Oscar Handlin (1963: 22)Uneven development in urban space has been reproduced all over the world. Space has always been stratified in the history of capitalism and the working class confined to residual land, lacking in basic urban services. However, this is the only universal statement that can be made about capitalist cities. The question is, why space was stratified in different ways in history and among various geographical regions. A study of urban development as the result of class-specific patterns of collective consumption and appropriation of urban space thus differs from one of distributions as approached in traditional and positivist geography. This book focuses on the social forces which have reproduced a spontaneous urban development pattern throughout the Mediterranean, and on its recent transformation through planning and class struggle.

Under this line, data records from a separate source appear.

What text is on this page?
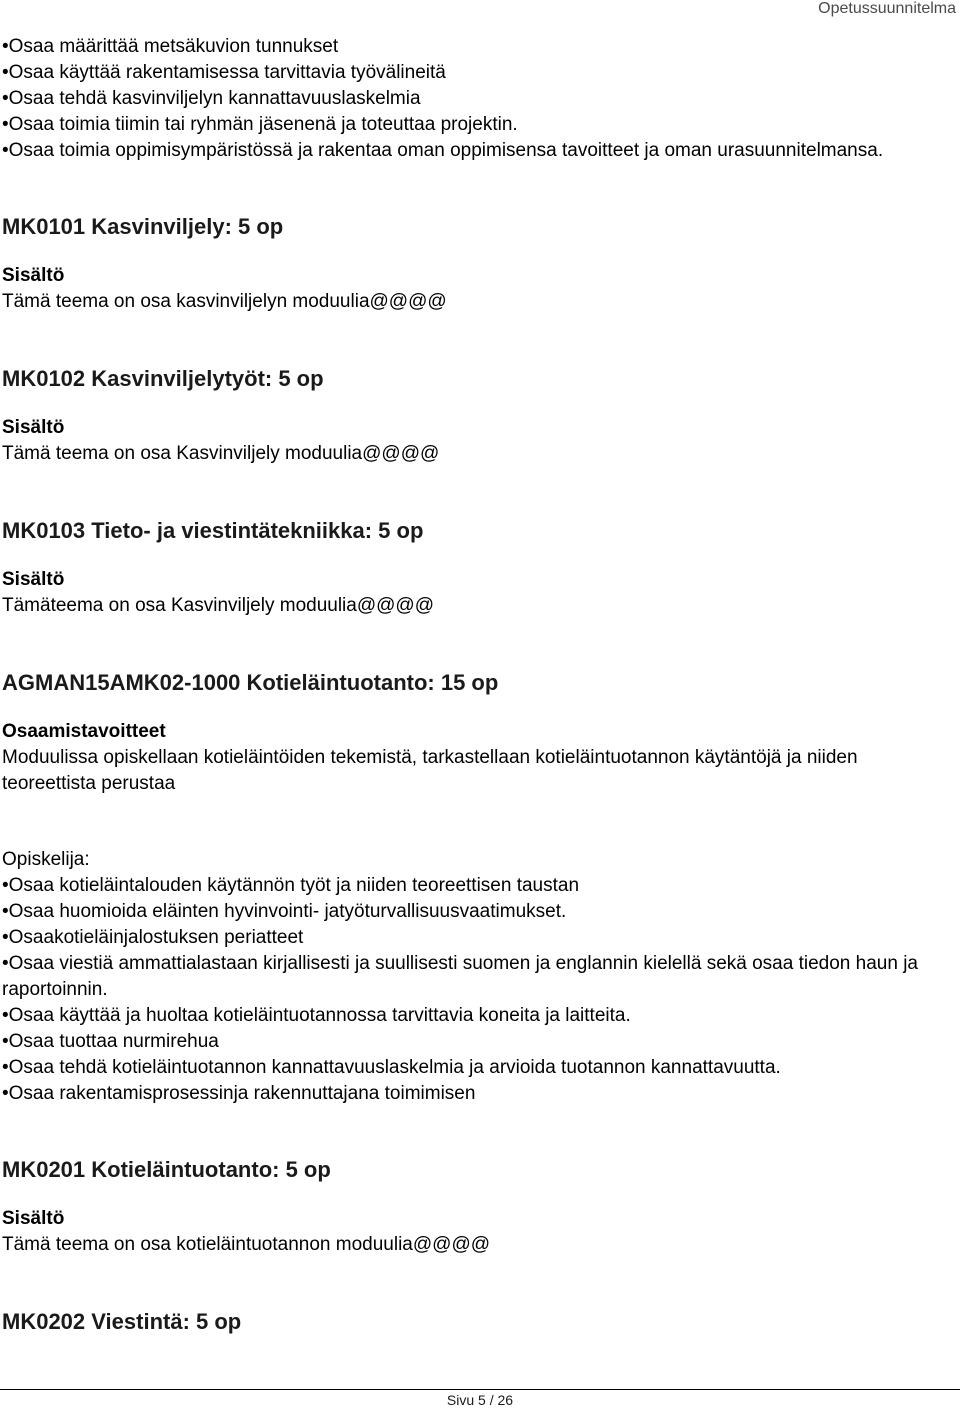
Opetussuunnitelma
•Osaa määrittää metsäkuvion tunnukset
•Osaa käyttää rakentamisessa tarvittavia työvälineitä
•Osaa tehdä kasvinviljelyn kannattavuuslaskelmia
•Osaa toimia tiimin tai ryhmän jäsenenä ja toteuttaa projektin.
•Osaa toimia oppimisympäristössä ja rakentaa oman oppimisensa tavoitteet ja oman urasuunnitelmansa.
MK0101 Kasvinviljely: 5 op
Sisältö

Tämä teema on osa kasvinviljelyn moduulia@@@@

MK0102 Kasvinviljelytyöt: 5 op
Sisältö

Tämä teema on osa Kasvinviljely moduulia@@@@

MK0103 Tieto- ja viestintätekniikka: 5 op
Sisältö

Tämäteema on osa Kasvinviljely moduulia@@@@

AGMAN15AMK02-1000 Kotieläintuotanto: 15 op
Osaamistavoitteet

Moduulissa opiskellaan kotieläintöiden tekemistä, tarkastellaan kotieläintuotannon käytäntöjä ja niiden teoreettista perustaa

Opiskelija:
•Osaa kotieläintalouden käytännön työt ja niiden teoreettisen taustan
•Osaa huomioida eläinten hyvinvointi- jatyöturvallisuusvaatimukset.
•Osaakotieläinjalostuksen periatteet
•Osaa viestiä ammattialastaan kirjallisesti ja suullisesti suomen ja englannin kielellä sekä osaa tiedon haun ja raportoinnin.
•Osaa käyttää ja huoltaa kotieläintuotannossa tarvittavia koneita ja laitteita.
•Osaa tuottaa nurmirehua
•Osaa tehdä kotieläintuotannon kannattavuuslaskelmia ja arvioida tuotannon kannattavuutta.
•Osaa rakentamisprosessinja rakennuttajana toimimisen
MK0201 Kotieläintuotanto: 5 op
Sisältö

Tämä teema on osa kotieläintuotannon moduulia@@@@

MK0202 Viestintä: 5 op
Sivu 5 / 26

Rather than ‘structures’ or ‘patterns’, transition, change, restructuring and development are explored, as produced by human agency rather than by personified State agencies or the impersonal forces of the market. Spontaneous urban movements and informal activities, which have usually been neutralized in social studies, are focused upon. ‘Misery’ has been stressed by sociologists, while planners and political scientists tend to moralize: ‘Unlike the cities of northern and northwestern Europe, Rome cannot build upon historical habits of civic pride, discipline and enterprise’ (Fried 1973: 40).